Computational thinking for digital technologies

Computational thinking enables a student to express problems, and formulate solutions in a way that means a computer (an information processing agent) can be used to solve them.

  • Students develop computational and algorithmic thinking skills, and an understanding of the computer science principles that underlie all digital technologies. They become aware of what is, and is not, possible with computing, so they are able to make judgments and informed decisions as citizens of the digital world.
  • Students learn core programming concepts and how to take advantage of the capabilities of computers, so that they can become creators of digital technologies, not just users. They will develop an understanding of how computer data is stored, how all the information within a computer system is presented using digits, and the impact that different data representations have on the nature and use of this information.  
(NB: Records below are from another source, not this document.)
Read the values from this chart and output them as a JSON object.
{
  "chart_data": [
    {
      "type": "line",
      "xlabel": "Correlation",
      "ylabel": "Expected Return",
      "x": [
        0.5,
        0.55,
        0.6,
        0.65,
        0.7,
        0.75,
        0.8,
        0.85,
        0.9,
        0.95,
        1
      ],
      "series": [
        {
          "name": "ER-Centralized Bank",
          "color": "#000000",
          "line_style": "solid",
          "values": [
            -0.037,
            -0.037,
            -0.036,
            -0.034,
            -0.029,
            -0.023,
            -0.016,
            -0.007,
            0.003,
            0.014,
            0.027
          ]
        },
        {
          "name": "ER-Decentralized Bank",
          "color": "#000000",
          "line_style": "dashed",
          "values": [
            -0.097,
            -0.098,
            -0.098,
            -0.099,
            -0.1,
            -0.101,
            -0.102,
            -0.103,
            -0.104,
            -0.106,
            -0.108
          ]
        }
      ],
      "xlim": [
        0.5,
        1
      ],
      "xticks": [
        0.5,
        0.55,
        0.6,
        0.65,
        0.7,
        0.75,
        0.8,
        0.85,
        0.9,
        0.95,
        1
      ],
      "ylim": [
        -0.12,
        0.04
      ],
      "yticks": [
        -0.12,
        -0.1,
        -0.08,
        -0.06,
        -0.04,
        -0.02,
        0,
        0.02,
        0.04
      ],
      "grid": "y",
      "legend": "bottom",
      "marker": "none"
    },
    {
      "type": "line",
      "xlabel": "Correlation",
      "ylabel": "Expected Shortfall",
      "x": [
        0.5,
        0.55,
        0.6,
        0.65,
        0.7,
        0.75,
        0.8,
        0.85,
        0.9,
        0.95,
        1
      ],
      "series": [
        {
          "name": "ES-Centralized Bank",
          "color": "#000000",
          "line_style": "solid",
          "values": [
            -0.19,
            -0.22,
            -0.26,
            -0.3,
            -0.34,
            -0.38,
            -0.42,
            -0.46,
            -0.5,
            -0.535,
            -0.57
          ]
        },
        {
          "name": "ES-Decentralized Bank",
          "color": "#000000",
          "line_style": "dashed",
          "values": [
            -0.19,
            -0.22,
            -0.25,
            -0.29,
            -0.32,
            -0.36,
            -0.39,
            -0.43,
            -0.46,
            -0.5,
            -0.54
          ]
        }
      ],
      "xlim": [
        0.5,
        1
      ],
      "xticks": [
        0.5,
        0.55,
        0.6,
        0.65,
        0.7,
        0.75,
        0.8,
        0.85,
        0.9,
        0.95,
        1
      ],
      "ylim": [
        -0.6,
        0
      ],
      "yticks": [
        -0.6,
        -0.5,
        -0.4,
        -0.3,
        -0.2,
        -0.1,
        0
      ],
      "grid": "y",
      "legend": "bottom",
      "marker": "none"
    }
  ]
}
Digital technologies has changed from achievement objectives to  Computational thinking progress outcomes.  

Designing and developing digital outcomes

Students understand that digital applications and systems are created for humans by humans.
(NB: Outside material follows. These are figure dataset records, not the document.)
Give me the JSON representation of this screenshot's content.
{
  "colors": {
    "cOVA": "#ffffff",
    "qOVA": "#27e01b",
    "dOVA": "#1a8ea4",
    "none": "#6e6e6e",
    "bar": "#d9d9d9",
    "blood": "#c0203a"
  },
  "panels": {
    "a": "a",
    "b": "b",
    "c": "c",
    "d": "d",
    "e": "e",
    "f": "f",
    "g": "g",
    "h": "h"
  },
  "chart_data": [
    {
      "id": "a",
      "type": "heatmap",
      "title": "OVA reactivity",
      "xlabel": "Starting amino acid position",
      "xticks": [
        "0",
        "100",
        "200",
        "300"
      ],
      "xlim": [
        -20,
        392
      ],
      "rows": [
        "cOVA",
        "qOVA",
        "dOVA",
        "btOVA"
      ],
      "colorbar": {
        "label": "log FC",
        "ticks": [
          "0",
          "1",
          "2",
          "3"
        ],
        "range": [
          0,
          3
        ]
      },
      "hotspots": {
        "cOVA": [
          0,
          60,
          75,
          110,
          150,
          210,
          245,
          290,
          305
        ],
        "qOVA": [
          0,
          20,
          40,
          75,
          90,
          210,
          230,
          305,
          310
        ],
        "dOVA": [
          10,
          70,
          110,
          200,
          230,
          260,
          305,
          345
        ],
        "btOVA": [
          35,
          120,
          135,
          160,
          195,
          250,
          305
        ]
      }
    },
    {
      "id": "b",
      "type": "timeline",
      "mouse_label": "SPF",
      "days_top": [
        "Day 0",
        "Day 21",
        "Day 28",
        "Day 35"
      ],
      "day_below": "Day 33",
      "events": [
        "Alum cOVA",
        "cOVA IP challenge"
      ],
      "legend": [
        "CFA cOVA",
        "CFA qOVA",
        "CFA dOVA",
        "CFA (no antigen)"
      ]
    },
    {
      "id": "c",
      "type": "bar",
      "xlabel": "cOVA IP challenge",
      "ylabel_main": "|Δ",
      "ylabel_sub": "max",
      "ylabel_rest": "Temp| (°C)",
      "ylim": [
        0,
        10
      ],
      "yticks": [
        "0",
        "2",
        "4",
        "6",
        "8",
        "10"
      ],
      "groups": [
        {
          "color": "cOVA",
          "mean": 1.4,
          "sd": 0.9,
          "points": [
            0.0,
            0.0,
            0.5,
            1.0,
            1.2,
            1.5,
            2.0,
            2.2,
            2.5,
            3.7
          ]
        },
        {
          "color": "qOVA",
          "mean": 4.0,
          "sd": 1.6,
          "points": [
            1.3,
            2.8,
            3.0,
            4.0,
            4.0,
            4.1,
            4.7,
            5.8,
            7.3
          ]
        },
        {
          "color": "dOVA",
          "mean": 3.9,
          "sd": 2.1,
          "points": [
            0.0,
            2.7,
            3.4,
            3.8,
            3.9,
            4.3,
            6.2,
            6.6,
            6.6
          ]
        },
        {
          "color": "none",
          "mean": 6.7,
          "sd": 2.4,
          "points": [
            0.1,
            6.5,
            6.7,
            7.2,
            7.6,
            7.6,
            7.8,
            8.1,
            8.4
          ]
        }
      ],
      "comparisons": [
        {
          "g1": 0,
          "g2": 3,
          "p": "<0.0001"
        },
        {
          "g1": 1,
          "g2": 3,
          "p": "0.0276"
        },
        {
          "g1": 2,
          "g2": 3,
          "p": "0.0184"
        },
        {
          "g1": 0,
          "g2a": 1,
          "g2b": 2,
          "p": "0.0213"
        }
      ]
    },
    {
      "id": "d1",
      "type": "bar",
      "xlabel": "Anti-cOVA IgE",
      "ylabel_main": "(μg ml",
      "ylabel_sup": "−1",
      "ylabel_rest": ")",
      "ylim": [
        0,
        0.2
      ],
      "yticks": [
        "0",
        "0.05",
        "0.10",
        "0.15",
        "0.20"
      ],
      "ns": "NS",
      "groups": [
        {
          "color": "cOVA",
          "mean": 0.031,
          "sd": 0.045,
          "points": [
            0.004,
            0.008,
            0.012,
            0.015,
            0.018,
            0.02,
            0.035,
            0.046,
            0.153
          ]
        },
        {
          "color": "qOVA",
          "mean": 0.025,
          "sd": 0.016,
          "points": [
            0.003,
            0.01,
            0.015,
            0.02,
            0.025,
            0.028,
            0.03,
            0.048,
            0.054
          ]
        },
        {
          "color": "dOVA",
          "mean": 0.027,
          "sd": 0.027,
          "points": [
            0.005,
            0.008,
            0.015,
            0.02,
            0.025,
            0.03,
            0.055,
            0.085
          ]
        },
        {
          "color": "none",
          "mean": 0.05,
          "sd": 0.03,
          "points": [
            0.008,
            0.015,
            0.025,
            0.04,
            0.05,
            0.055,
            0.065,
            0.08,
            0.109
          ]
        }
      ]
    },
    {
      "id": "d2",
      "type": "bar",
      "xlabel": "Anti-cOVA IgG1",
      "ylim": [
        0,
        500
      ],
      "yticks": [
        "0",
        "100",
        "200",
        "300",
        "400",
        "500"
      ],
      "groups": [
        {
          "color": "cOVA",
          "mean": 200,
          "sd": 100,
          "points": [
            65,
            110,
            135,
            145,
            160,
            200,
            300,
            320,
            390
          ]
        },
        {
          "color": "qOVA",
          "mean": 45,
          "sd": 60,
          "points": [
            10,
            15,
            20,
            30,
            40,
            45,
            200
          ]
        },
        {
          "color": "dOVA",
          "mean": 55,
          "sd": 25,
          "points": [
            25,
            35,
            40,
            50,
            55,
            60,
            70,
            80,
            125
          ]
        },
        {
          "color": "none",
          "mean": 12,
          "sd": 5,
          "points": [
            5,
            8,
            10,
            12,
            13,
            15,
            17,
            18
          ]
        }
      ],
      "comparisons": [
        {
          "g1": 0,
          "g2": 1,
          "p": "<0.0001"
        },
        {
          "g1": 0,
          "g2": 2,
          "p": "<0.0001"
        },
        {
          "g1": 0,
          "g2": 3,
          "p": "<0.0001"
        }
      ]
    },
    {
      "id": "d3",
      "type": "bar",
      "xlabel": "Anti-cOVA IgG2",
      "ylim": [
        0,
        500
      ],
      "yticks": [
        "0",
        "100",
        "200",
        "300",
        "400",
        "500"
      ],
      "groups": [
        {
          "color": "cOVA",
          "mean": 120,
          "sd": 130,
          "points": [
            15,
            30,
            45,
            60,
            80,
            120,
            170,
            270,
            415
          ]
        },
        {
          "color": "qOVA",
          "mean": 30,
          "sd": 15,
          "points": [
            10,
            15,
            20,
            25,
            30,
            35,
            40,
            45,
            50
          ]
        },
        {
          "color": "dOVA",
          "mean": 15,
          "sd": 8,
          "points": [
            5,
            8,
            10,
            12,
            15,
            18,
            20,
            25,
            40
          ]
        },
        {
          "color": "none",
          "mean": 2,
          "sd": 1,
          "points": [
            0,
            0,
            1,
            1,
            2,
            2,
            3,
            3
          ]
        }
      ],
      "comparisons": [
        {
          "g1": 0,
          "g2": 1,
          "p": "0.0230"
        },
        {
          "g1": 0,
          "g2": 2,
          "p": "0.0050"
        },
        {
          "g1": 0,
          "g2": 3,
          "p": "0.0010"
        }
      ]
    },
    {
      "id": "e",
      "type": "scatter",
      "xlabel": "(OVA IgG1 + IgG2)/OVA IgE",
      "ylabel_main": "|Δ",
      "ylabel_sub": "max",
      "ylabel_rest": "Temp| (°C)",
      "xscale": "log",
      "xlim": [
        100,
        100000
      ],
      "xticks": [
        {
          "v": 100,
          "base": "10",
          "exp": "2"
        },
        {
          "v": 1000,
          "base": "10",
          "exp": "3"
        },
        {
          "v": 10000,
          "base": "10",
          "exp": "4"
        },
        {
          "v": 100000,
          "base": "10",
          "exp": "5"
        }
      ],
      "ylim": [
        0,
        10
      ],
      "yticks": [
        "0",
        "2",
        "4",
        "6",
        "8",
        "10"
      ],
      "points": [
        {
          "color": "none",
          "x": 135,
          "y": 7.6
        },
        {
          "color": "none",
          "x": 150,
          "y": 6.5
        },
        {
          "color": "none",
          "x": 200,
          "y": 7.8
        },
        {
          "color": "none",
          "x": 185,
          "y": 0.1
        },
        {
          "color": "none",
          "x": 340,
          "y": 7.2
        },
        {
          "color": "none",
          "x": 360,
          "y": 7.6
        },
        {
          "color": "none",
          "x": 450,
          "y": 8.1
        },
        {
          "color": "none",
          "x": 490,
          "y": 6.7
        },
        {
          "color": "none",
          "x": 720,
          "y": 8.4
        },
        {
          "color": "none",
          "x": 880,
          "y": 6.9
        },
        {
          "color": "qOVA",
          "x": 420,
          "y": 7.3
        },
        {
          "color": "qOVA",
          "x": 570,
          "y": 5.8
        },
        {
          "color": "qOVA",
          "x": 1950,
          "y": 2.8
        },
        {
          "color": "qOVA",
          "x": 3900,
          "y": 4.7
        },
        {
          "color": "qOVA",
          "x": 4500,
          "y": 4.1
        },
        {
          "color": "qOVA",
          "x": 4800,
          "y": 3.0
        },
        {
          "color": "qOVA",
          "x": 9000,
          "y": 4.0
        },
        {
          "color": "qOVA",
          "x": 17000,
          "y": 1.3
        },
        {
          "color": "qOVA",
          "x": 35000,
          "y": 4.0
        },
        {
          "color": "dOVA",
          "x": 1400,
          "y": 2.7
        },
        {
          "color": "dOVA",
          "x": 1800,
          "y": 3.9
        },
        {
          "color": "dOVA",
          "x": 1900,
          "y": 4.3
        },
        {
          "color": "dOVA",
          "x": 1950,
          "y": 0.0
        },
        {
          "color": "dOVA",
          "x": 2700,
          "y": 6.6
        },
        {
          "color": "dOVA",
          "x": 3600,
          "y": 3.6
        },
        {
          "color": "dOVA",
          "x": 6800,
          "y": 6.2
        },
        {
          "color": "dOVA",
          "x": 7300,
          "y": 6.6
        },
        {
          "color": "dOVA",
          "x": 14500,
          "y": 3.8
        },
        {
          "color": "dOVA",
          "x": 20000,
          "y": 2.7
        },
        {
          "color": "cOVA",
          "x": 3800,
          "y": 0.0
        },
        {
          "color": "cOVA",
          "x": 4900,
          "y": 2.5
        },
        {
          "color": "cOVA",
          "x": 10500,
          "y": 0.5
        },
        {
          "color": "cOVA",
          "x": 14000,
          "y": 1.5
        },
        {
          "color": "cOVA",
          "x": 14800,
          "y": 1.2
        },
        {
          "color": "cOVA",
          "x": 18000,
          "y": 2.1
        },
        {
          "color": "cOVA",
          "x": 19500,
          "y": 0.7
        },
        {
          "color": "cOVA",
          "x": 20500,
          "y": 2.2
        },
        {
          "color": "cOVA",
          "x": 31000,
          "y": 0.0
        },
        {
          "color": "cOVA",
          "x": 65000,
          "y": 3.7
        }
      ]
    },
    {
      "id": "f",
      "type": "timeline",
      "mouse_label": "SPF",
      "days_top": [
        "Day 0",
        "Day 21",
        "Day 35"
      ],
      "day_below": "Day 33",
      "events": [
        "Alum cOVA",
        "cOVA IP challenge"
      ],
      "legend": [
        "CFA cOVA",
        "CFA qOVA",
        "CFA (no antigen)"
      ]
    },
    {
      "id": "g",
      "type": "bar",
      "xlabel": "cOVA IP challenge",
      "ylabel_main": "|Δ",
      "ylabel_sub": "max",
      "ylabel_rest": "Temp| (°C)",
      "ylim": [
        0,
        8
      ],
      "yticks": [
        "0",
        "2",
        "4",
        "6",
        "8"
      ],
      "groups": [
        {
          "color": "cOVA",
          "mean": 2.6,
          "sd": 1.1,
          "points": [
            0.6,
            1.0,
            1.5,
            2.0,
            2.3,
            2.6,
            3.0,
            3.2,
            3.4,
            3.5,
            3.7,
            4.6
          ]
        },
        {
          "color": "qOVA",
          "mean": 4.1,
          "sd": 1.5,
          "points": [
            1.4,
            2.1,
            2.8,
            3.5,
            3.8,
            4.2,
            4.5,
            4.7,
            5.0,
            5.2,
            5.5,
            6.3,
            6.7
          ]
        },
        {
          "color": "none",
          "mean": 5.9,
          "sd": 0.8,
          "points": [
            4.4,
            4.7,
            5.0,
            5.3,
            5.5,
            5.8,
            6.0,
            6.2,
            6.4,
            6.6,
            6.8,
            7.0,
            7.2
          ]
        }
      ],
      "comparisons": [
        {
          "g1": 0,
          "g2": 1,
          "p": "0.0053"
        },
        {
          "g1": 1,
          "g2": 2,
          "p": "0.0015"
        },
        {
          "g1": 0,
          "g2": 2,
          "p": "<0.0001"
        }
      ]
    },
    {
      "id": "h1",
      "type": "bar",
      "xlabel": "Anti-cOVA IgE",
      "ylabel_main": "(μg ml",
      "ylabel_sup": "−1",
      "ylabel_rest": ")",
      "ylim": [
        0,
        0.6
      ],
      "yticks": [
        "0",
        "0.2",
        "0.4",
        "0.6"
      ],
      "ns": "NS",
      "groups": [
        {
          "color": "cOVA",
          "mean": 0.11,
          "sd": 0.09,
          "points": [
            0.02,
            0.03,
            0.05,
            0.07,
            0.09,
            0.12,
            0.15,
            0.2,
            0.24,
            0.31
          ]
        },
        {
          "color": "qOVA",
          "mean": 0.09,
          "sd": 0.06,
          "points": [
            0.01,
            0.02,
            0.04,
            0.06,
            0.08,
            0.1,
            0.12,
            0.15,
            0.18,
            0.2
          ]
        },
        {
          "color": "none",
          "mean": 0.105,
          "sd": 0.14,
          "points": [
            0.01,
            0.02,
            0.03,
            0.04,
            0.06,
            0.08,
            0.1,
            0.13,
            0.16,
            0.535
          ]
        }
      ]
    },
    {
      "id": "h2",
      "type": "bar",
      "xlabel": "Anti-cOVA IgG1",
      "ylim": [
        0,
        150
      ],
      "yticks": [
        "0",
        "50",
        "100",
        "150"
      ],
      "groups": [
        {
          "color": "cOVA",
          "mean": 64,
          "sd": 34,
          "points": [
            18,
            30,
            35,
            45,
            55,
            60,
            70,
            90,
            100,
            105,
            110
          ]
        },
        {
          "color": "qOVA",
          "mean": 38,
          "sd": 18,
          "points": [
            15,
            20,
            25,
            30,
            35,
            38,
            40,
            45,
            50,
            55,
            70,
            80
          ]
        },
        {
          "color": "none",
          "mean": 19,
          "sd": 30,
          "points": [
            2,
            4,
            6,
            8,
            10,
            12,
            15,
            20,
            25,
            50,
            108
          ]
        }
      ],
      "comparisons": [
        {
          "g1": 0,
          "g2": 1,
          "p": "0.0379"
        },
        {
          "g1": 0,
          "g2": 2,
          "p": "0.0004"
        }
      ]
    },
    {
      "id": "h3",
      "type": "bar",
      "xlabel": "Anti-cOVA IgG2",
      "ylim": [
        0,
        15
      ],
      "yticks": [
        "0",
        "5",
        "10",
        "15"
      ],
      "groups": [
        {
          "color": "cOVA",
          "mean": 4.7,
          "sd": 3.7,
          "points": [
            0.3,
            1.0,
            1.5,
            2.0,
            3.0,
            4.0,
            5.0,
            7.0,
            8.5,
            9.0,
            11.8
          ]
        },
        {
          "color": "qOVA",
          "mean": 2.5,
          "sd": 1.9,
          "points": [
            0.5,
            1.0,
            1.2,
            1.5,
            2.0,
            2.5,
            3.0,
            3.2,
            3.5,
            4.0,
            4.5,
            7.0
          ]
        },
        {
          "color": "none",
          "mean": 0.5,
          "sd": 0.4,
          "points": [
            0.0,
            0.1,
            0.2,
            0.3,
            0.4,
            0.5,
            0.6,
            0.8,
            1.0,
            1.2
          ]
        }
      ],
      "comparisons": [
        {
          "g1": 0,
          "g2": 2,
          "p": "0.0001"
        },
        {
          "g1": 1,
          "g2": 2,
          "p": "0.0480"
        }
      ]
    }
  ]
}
  • Students develop increasingly sophisticated understandings and skills related to designing and producing quality, fit-for-purpose, digital outcomes.
  • They develop their understanding of the digital information technologies that people need in order to locate, analyse, evaluate, and present digital information efficiently, effectively, and ethically.
  • They become more expert in manipulating and combining data, using information management tools to create an outcome.
  • They become aware of the unique intellectual property issues that arise in digital systems, particularly approaches to copyright and patents.
  • Students also become more aware of how to build, install, maintain, and support computers, networks, and systems so that they are secure and efficient.
  • Students develop knowledge and skills in using different creative digital technologies to create digital content for the web, interactive digital platforms, and print. They construct digital media outcomes that integrate media types and incorporate original content.
  • They also learn about the way electronic components and techniques are used to design digital devices, and become increasingly skilled in integrating electronic components and techniques to assemble and test an electronic environment. 

Find out more about  Designing and developing digital outcomes progress outcomes.

Digital technologies progress outcomes

These are the significant learning steps in a student’s learning journey. They explicitly state the critical learning (not “left to chance” learning). This is different to achievement objectives which are more of a broad statement and imply that every year a student will step up their learning. Most of the time, the learning between each progress outcome is varied because it takes longer for the student to grasp that critical knowledge and/or skill. This explains the gaps in the progress outcomes. 

Work towards progress outcomes in computational thinking for digital technologies and designing and developing digital outcomes should build each year in order to ensure learners achieve all of the significant learning steps, while recognising that progress outcomes are not aligned directly to curriculum levels.